Cena externa leva volatilidade aos negócios

SÃO PAULO, 13 de janeiro de 2009 - Hoje, pesaram sobre os negócios o balanço negativo da Alcoa e os comentários do presidente do Federal Reserve (Fed, BC dos EUA), que as medidas fiscais são insuficientes para recuperar a economia global se não forem acompanhadas por outros estímulos.

Do lado corporativo, a gigante do alumínio anunciou prejuízo de US$ 1,19 bilhão no quarto trimestre de 2008, ou US$ 1,49 por ação, em razão de despesas e queda de 19% das vendas. Em contrapartida, a Cargill reportou lucro líquido de US$ 1,19 bilhão no segundo trimestre fiscal de 2009 (encerrado em 30 de novembro), o que representa um aumento de 25% em relação aos US$ 954 milhões obtidos no mesmo período do ano anterior.

Ainda no âmbito corporativo, o Citi confirmou hoje, por meio de comunicado, que está em negociação com o Morgan Stanley sobe uma possível combinação de negócios das unidades de corretagem de varejo Smith Barney com a área de gestão de fortunas do ex-banco de investimentos. A instituição financeira norte-americana ressaltou que não se chegou a um acordo definitivo, e que não há qualquer garantia de que o acordo será alcançado.

Por aqui, mais um dado ruim de atividade econômica no país reforça as apostas de que o colegiado do Banco Central (BC) deve ser mais agressivo no corte da taxa Selic, atualmente 13,75% ao ano. Como previam os especialistas, a indústria brasileira sentiu os reflexos da crise no final do ano passado. Em novembro a indústria cortou 0,6% do contingente de empregados, o que representa a maior queda desde outubro de 2003 (-0,7%).

Outro sinal de que a economia está cada vez mais fraca veio do sinalizador da produção industrial de dezembro, divulgado pala Fundação Getúlio Vargas (FGV). O indicador mostrou queda de 13,5% na margem, e de -12,6% em relação a dezembro de 2007.

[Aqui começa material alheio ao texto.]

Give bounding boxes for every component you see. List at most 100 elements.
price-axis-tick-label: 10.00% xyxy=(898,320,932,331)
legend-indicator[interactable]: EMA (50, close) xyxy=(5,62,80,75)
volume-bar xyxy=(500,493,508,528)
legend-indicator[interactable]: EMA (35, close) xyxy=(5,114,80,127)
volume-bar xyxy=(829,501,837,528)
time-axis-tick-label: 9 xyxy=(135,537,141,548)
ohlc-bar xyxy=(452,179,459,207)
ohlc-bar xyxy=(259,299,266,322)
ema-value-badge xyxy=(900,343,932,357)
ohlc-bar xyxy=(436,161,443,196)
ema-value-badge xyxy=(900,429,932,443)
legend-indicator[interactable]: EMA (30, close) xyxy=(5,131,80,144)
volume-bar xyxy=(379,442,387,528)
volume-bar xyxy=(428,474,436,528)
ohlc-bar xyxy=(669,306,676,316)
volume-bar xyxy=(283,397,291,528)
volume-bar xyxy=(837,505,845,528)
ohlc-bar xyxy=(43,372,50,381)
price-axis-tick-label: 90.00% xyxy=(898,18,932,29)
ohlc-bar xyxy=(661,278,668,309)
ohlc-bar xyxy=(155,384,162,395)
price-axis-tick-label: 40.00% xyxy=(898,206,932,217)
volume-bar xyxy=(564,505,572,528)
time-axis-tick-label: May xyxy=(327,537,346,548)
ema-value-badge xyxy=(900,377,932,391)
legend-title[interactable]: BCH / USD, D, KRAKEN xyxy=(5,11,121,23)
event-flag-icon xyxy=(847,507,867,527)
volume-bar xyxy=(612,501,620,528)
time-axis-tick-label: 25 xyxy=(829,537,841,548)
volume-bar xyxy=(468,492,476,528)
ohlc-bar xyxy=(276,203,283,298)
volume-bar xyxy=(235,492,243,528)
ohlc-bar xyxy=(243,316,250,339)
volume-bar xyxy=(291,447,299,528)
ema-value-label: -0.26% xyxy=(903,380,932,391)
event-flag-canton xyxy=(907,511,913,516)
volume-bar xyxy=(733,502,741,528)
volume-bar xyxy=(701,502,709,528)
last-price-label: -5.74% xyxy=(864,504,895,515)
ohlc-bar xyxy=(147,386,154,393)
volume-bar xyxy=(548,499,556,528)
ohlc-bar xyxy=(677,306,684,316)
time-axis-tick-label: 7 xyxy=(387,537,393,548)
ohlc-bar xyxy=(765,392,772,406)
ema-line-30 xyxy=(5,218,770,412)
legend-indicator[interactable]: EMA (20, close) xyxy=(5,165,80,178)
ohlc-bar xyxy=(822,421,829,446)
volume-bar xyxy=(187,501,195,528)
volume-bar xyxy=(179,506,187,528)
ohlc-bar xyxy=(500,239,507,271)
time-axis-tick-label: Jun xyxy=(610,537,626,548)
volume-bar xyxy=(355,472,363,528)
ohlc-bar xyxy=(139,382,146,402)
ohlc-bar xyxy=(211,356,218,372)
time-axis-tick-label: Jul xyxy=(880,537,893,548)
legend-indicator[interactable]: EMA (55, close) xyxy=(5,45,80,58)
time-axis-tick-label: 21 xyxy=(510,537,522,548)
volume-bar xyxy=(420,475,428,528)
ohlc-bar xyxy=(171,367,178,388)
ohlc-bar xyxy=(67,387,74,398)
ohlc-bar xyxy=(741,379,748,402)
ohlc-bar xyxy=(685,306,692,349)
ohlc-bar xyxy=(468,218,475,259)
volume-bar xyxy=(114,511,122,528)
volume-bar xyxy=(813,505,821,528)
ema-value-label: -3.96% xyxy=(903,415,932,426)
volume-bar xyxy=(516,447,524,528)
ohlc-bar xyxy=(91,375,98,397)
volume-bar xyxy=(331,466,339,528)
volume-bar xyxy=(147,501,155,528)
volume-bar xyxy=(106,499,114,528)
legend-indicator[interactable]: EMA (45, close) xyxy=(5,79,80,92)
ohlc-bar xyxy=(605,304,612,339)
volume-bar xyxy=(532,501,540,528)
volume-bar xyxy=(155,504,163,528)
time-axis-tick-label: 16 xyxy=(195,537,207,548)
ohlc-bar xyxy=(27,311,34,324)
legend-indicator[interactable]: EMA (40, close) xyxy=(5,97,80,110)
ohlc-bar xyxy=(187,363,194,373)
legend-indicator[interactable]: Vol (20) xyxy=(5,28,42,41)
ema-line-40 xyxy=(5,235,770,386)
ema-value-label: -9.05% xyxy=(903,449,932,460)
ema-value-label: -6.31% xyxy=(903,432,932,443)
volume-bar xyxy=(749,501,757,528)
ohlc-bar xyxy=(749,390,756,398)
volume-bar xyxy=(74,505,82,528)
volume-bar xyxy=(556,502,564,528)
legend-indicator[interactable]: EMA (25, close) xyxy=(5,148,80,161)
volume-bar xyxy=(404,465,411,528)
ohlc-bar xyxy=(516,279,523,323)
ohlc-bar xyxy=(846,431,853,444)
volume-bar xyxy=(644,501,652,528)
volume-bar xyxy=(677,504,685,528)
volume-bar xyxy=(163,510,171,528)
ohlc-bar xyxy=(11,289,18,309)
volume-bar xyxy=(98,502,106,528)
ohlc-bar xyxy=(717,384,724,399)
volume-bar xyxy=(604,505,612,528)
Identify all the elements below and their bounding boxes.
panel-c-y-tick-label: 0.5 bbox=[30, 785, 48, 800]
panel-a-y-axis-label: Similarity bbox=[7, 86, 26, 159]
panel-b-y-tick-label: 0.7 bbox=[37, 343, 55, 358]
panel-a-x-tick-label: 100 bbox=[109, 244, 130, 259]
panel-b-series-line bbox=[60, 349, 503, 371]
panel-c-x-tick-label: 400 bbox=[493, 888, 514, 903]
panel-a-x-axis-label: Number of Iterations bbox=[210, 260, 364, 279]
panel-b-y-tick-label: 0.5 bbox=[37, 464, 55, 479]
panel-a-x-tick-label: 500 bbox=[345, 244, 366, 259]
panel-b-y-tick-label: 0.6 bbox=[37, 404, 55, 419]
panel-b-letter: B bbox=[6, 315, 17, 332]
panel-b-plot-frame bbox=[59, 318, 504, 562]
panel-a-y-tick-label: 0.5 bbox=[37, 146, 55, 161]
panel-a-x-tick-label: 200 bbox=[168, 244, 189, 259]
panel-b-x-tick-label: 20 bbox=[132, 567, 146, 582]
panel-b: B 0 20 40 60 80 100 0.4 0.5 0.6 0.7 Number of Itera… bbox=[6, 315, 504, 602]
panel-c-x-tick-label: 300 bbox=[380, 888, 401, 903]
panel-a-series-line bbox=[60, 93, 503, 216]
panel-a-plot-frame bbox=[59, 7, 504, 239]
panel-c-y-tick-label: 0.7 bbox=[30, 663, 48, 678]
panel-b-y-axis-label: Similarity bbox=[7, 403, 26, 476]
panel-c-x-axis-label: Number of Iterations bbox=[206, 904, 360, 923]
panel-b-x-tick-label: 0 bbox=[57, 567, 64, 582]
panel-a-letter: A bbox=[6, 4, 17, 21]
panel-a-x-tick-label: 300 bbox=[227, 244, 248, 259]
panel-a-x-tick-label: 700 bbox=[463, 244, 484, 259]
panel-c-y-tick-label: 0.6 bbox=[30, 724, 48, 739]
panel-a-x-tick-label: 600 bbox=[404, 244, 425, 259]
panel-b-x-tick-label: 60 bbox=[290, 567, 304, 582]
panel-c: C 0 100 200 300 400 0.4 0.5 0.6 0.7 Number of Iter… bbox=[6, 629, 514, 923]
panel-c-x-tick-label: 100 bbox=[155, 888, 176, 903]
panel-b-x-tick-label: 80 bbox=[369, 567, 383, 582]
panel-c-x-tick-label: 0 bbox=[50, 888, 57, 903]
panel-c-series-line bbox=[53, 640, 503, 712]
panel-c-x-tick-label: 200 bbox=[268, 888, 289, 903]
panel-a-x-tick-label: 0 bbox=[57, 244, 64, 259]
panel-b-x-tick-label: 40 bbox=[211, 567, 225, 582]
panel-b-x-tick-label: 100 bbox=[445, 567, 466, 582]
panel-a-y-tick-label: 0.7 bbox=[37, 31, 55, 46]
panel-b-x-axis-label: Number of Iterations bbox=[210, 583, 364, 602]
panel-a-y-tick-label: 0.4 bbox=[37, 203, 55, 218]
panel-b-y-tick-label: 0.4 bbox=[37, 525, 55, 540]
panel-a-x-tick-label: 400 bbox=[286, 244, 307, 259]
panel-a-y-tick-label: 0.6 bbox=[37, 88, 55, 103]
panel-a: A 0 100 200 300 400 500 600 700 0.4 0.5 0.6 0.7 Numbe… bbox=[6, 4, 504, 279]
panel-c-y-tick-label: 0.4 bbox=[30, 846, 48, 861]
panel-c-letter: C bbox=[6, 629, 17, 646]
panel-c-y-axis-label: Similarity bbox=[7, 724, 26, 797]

Na BM&FBovespa as projeções de juros embutidas nos contratos de Depósito Interfinanceiro (DI) tiveram mais um dia de queda. O DI de janeiro de 2010, o mais negociado apontou taxa anual de 11,48%, ante 11,59% do ajuste anterior. Há economistas estimando corte dos juros de 1 ponto percentual, no entanto, a curva de juros futuros revela que as apostas mais firmes se concentram na redução entre 0,50 e 0,75 ponto.

Já no mercado acionário, depois de registrar máxima de 40.322 pontos (2,33%) e mínima de 38.623 pontos (-1,97%), o Ibovespa marcou valorização de 0,36%, aos 39.544 pontos. O giro financeiro somou R$ 2,88 bilhões.

No mercado de câmbio, em meio ao clima de maior aversão ao risco, o dólar comercial emendou o segundo pregão consecutivo de ganhos. A moeda estrangeira chegou a avançar a R$ 2,33 na máxima do dia, mas fechou em alta de 1,35%, vendida a R$ 2,327. Pelo mundo, a divisa da terra do tio Sam também se valorizou frente as demais moedas, enquanto que algumas commodities caíram.

Segundo analistas, a melhora nas cotações do petróleo, os leilões do Banco Central e a alta ensaiada pelas bolsas de Wall Street contribuíram para a menor alta do dólar. No mercado de commodities, o preço do "ouro negro" voltou a subir com força diante da possibilidade de um terceiro corte da quota de produção pela Organização dos Países Exportadores de Petróleo (Opep).

Como tem feito quase que diariamente, a autoridade monetária brasileira ofertou dólares no mercado à vista de câmbio, além de injetar US$ 500 milhões por meio de leilão com compromisso de recompra futura em 4 de maio. A taxa de venda foi de R$ 2,327.